I can’t help it. I smile down at my phone like an idiot. I’m forced to acknowledge that I’m genuinely charmed by SunshineGuy’s rambling attempt to give me love life advice. Which is an inconvenient development.
“Why are you smiling at your phone?” Brocker’s voice cuts through my thoughts. He’s straightening up on my couch, looking at me with the intensity of a detective who’s just found a crucial clue.
“I’m not smiling.”
“You’re absolutely smiling. You’re doing the face.”
“What face?”
“The face you make when you think no one’s looking and you’re actually enjoying yourself.” He stands up, trying to peer at my phone. “Who are you texting?”
“No one.” I shove my phone in my pocket.
“Oh my god, is it someone from a dating app? Did you finally download one?”
“Absolutely not.”
“Travis.” Brocker says my name like I’m one of his disappointing students. “You’re thirty-two. You haven’t dated anyone since Albert, and that was two years ago. You’re a relationship guy pretending to be a lone wolf.”
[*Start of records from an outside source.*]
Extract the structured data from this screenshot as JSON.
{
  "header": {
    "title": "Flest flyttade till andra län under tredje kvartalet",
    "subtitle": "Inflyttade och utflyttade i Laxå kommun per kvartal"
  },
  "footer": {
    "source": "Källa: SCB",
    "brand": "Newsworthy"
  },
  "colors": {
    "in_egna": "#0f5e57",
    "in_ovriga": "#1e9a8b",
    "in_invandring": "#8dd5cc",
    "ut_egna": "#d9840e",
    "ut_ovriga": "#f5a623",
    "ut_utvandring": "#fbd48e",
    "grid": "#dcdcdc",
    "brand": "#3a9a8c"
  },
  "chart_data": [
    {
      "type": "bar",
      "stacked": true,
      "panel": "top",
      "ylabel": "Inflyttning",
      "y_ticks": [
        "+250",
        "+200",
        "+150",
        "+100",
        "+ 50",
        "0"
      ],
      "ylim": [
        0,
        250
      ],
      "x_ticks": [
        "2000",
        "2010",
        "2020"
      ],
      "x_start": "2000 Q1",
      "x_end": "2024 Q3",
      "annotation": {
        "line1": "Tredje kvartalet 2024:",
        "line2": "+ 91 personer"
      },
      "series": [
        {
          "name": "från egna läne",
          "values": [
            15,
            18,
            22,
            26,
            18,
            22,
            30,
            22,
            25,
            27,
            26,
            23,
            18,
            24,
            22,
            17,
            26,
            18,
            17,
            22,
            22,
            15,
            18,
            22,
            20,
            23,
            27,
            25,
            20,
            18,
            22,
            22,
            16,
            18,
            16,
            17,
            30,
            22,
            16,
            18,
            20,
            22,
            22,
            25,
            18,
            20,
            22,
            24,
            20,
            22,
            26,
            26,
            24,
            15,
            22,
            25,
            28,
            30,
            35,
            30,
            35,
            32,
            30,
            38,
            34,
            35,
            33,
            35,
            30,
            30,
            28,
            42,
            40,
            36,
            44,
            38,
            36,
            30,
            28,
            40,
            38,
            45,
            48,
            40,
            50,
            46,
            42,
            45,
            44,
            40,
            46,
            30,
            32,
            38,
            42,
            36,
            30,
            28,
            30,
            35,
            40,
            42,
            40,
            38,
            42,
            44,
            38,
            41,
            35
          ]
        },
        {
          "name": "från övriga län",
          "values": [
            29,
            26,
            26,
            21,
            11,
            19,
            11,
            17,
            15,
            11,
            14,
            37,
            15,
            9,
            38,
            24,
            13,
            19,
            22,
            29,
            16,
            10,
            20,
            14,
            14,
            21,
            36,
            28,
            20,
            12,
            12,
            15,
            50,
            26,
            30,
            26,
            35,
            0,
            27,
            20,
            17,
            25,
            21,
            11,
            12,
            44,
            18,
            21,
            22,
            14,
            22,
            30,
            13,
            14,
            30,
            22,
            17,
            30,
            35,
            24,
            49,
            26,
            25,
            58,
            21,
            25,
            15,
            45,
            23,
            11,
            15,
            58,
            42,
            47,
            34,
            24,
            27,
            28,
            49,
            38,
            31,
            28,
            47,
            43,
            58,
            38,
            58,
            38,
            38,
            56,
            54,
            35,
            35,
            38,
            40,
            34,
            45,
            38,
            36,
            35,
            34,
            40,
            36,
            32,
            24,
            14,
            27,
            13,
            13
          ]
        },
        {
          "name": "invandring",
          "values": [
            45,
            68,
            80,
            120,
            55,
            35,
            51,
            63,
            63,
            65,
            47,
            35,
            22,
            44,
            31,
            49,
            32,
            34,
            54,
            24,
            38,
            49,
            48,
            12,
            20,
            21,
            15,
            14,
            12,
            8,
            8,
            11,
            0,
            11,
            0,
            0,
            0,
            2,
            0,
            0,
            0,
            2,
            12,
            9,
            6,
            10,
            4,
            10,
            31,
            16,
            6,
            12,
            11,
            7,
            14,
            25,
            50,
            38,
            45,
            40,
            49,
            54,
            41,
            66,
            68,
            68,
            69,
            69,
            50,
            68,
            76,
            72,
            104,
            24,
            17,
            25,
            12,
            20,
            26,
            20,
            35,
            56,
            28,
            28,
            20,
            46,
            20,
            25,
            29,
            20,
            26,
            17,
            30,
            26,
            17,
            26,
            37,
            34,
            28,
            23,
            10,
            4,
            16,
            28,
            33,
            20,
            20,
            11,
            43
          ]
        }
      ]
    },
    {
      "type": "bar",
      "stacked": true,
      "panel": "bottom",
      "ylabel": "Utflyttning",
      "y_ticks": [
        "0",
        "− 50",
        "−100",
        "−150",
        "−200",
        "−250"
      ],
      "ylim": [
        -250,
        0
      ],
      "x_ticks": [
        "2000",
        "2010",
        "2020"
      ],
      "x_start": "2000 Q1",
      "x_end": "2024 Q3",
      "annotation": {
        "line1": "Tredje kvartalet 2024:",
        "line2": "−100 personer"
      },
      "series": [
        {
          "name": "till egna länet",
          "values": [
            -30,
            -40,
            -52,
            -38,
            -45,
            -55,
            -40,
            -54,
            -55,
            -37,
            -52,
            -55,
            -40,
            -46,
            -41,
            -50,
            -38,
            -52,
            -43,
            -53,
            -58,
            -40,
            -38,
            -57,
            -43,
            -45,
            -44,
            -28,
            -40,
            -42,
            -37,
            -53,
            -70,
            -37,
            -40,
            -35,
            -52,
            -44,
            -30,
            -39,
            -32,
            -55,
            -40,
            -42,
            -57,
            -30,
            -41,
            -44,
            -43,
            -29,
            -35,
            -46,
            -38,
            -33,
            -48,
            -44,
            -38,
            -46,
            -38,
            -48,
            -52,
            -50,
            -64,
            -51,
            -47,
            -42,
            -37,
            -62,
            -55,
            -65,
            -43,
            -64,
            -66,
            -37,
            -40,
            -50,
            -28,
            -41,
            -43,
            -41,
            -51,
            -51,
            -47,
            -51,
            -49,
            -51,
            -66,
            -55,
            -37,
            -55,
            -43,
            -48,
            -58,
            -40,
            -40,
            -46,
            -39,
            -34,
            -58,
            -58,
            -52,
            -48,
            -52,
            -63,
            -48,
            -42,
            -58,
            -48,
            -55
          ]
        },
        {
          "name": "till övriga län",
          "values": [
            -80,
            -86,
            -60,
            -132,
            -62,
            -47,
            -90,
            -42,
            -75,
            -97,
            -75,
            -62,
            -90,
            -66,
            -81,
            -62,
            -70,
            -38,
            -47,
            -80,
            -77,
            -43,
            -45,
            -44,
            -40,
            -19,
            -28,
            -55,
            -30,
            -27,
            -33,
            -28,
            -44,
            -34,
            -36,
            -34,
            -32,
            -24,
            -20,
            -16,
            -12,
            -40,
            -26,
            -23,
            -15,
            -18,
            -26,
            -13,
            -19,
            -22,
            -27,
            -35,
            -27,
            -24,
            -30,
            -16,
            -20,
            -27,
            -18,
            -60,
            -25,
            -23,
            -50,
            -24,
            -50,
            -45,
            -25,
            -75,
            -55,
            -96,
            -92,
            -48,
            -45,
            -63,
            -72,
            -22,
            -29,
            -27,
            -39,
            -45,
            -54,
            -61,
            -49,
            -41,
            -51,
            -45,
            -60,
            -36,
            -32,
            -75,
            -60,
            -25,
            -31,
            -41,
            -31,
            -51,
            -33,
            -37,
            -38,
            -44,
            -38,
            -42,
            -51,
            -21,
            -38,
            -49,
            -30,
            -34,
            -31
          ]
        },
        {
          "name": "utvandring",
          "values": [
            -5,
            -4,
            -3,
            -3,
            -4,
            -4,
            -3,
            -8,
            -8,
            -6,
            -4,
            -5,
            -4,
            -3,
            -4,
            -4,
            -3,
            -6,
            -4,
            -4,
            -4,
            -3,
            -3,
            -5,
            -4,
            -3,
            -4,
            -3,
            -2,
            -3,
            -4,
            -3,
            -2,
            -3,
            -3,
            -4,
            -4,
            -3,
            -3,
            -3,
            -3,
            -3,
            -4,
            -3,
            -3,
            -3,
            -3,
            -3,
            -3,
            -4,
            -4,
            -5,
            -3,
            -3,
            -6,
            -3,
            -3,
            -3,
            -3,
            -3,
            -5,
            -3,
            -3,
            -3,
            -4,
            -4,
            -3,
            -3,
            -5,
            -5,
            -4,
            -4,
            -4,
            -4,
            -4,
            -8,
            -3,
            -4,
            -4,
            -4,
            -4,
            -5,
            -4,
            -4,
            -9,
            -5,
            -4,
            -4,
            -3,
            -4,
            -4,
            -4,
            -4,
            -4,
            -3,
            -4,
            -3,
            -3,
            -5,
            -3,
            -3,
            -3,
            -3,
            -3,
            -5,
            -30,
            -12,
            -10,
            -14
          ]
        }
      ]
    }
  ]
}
“I’m not pretending anything—”
“You own multiple types of screwdrivers. You own coasters. You’re literally the perfect boyfriend for a guy who wants reliability and someone who’ll remember their mother’s birthday.”
I don’t have an answer to that. Because there is validity to his argument.
Well, I’m definitely not a one-night stand, casual hookup guy, anyway.
Which logically makes me a relationship person who hasn’t been in a relationship for two years.
The math on that doesn’t exactly work in my favor for my sex life.
Brocker stands, rummages in my closet, and then tosses my gym bag at me. “Look, all I’m saying is you’re wasting perfectly good boyfriend material by hiding in your apartment chatting with strangers online.”
“They’re not strangers,” I mutter, then immediately wish I hadn’t.
Brocker’s eyes light up. “Oh really? So you have internet friends? Is that who you were smiling at?”
“We’re not friends. We just…debate. About stuff.”
“What kind of stuff?”
“Nothing you need to know about.”
Brocker rolls his eyes. “Come on, let’s get going. Maybe physical exercise will help you see reason. At the very least, it’ll burn off some of that frustration.”
I grab my gym bag, but as we’re leaving my apartment, I can’t help pulling out my phone one more time so I don’t leave SunshineGuy hanging.
TruthGuardian
You didn’t make it weird. And you’re right that cynics need cuddles too. I just get mine from a cat.
SunshineGuy
You have a cat?? How did I not know that?
TruthGuardian
It’s not MY cat. Ernest Hemingpaw belongs to the people in the apartment next to mine, but apparently, nobody informed him of property boundaries.
SunshineGuy
ERNEST HEMINGPAW? That’s an amazing name. Please tell me you secretly love him.
TruthGuardian
I do not secretly love him. I don’t appreciate having to purchase a small bag of cat treats to ensure peaceful Saturday mornings.
SunshineGuy
Wait, you give him treats? You’ve been adopted!
TruthGuardian
It’s extortion, not adoption. Completely different relationship dynamic.
SunshineGuy
Whatever. You’re one “I bought him a little bed” away from full cat-dad status, and we both know it.
I’m grinning again. Fuck.
“You’re doing the face again,” Brocker says.
“Shut up.”
As we head down the stairs, I find myself wondering what SunshineGuy is like in real life. Does he really believe all that optimistic garbage, or is it just his online persona? Does he actually go for evening runs, and does he smile as much in person as his username suggests?
What would it be like to have someone like him to banter with in person?